In political philosophy and cultural studies, certain thinkers from the twentieth-century stand out for their reliance upon distinguishing between open and closed selfhood. It is a long-running theme throughout the history of western philosophy. Yet, I have encountered Eric Voegelin who writes on it in On the Form of the American Mind (1928), then Henri Bergson relies upon the open vs. closed societies analysis in The Two Sources of Morality and Religion (1932). Finally, American philosopher 1948 Charles Morris penned the book The Open Self in 1948 mentioning neither Voegelin nor Bergson. Open selfhood has fallen into obscurity for many and the distinction has largely vanished from political and public discourse.

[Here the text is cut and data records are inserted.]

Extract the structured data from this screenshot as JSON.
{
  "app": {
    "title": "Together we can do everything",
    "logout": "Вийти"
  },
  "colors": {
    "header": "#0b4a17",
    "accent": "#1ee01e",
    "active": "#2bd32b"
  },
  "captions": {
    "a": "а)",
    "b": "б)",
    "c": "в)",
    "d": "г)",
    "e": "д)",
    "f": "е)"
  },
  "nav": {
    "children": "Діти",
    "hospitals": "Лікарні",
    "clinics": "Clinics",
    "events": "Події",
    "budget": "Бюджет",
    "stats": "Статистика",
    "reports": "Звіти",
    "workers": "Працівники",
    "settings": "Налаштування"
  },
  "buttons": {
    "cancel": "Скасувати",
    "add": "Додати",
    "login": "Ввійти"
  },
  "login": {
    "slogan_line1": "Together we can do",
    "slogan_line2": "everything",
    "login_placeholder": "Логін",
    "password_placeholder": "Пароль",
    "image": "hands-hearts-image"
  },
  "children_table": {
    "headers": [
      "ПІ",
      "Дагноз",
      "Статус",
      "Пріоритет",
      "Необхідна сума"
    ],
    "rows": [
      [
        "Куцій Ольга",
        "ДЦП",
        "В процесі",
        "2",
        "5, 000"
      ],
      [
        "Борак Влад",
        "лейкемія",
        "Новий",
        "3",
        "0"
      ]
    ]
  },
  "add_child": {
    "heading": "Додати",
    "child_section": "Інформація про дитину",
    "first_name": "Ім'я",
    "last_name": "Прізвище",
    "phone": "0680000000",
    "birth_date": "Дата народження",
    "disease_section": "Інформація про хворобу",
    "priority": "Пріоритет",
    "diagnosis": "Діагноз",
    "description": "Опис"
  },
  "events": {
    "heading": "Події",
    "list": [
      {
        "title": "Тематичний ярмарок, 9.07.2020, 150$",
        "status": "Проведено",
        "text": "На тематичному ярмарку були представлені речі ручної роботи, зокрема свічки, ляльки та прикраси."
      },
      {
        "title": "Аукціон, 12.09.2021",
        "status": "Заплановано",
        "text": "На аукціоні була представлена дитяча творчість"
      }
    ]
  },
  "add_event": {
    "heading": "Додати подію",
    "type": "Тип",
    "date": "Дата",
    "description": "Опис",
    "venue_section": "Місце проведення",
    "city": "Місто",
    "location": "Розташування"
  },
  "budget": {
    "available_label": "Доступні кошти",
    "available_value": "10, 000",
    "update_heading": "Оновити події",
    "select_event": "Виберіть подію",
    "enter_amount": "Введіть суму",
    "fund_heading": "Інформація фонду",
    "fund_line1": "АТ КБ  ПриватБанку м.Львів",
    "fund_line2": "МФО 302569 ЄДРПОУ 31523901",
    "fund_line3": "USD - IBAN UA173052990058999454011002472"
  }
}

Are there any other sources--aside from Karl Popper's The Open Society and its Enemies (1945), who was never cited by Morris in 1948 either--related to the questions, values, and issues of the open self versus the closed self? Do we find any more explicit examples throughout the philosophical literature?

1 Answer 1


You might be interested in Hilary Lawson's theory of closure:

"Closure can be understood as the imposition of fixity on openness. The closing of that which is open. […] Through closure there are things."

-Patrick Dillon, in 'An Epistemology of Presence and Reconceptualisation in Design Education'

So in this picture science is seen as pursuing closure, fixed concrete things with clearly specified relationships. Whereas art usually pursues openess, ambiguity, layered readings, interactions with multiple discourses, etc. Lawson was specifically trying to go beyond a postmodernist picture of an unlimitedly malleable and constructed self.

Which makes me think of CP Snow's The Two Cultures and the Scientific Revolution. And the Analytic vs Continental split..

I feel the idea of a Growth-Mindset in education theory relates to choosing to construct a more open than closed self, to aid learning.

In psychology, the Ambiguity Tolerance/Intolerance axis can be related to open and closed personalities. Jonathan Haidt links this axis to political pursuasion and threat perception in his Moral Foundations Theory.